Isla Holbox – Karibischer Traum im Golf von Mexico

IMG_8911Weiter geht es auf die Isla Holbox. Wir werden am Morgen von unserm Fahrer in Tulum abgeholt und fahren drei Stunden nördlich bis wir am Fährhafen Quiquila ankommen. Auch hier gibt es keine Probleme, da Fahrrad-Rikschas warten, die unser Gepäck zur Fähre bringen. Ich bin etwas zu schnell oder unkonzentriert mit meinem Rollator unterwegs und plötzlich falle ich hin. Nicht schlimm. Nur der Schreck ist immer erstmal groß, habe ich mir wehgetan? Oder bleibt alles gut? Ich habe Glück. Kein Aua und sofort sind liebe Menschen da, die mir beim Aufstehen behilflich sind.

Die Fähre ist ein mittelgroßes Boot mit Allein-Unterhalter, der uns spanische Lieder singt und mein Herz erfreut. Die Überfahrt dauert keine 30 Minuten, und am Fähranleger haben wir wieder keine Schwierigkeiten, außer dass wir zur Toilette müssen, und zwar dringend. Dies ist leider auch ein kleines Problem der ALS, wenn auch untypisch, dennoch in manchen Situationen sehr unangenehm. Es geht aber alles gut – ich nehme die Männertoilette.

Dann nehmen wir uns ein Taxi (Golfcar) zu unserm Hotel. Auch hier haben wir im Vorfeld alles sorgfältig angeschaut, die Begebenheiten sind gut. Das Zimmer etwas klein, das Bad ebenfalls, was den Toilettengang mit Rollator etwas verkompliziert, aber es ist machbar. Der Strand und das Meer hier sind ganz anders als in Tulum. Ich erinnere mich an die Malediven, dort ist es ähnlich. Wasser hell türkis und ganz seicht. Die Atmosphäre hier ist deutlich karibischer.

Ich bin sehr glücklich.

 

 

Nachdenken im Paradies.

Heute ist meine Stimmung etwas betrübt. Knut, den ich nicht einmal persönlich kenne, der ebenfalls an ALS erkrankt ist, hat heute ein neues Posting bei Facebook geschickt. Alles, was er bis dato geschrieben hat, war positiv, er hat die gleiche Haltung wie ich. Wir schauen darauf, was wir noch können und nicht darauf, was wir nicht mehr können.

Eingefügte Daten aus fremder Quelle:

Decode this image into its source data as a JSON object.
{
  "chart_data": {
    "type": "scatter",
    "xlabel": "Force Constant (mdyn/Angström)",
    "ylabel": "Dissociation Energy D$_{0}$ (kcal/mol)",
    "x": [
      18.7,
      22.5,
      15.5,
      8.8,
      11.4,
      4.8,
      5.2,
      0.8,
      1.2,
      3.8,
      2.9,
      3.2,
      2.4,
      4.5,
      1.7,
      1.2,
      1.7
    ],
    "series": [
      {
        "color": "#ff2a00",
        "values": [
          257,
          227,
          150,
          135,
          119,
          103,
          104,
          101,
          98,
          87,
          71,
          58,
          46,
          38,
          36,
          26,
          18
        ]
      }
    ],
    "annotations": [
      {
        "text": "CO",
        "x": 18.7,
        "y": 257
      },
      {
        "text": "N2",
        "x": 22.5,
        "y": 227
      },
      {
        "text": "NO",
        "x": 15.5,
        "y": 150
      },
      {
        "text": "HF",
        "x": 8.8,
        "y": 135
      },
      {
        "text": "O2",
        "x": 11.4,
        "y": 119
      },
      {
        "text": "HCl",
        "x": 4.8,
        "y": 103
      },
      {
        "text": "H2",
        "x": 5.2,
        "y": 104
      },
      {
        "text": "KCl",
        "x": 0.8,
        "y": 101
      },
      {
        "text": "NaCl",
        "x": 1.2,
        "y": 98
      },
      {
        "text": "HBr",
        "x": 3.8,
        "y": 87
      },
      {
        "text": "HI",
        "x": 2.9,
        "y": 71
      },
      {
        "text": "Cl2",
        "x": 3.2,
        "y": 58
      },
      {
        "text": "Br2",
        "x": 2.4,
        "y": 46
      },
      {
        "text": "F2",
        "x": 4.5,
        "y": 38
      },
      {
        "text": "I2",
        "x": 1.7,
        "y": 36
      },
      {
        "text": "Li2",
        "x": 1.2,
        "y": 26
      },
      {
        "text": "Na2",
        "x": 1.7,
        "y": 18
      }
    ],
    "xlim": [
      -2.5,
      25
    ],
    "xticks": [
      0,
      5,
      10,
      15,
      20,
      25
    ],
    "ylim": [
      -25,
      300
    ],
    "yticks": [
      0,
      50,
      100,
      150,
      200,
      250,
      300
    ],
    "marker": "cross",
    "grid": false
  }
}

Knut stellt gerade fest, dass seine Sprache sich marginal verändert und durch diese Veränderung ist seine Gedankenmaschine angesprungen. Wenn sich die Sprache verändert, dann wird die Atmung auch irgendwann betroffen sein. Das Thema Atmung ist für uns ALS Kranke enorm wichtig. Knut schreibt, dass etwa 15 % der rund 8000 an ALS Erkrankten in Deutschland die ebensverlängernde Maßnahmen in Sinne einer Beatmung mit Luftröhrenschnitt wählen. Das finde ich wirklich wenig.

Ausserdem berichtet er von Nina Zacher, die gerade stirbt. Ich bin nicht in der Lage mir ihr Posting anzusehen, werde es aber wagen, wenn ich zurück in Berlin bin.

Hier ihr Posting, für diejenigen die es interessiert. https://www.facebook.com/nina.zacher?fref=ts

 

Zwei Wochen im Paradies.

Mein Mann und ich sind im Paradies. Zwar ohne unseren Sohn, aber unsere Hochzeitsreise verbringen wir in diesem Fall lieber zu zweit. Er ist bei Omi und Opi, dort ist er glücklich und gut aufgehoben. Wir sind die erste Woche in Tulum. Die Anreise ist unkomplizierter als wir dachten, der lange Flug klappt einwandfrei und der Rollstuhl-Service an den Flughäfen funktioniert auch tadellos. Ich habe diesen organisiert, weil die Strecken an den Flughäfen oft weit sind und da ist es einfacher, wenn mich jemand fährt.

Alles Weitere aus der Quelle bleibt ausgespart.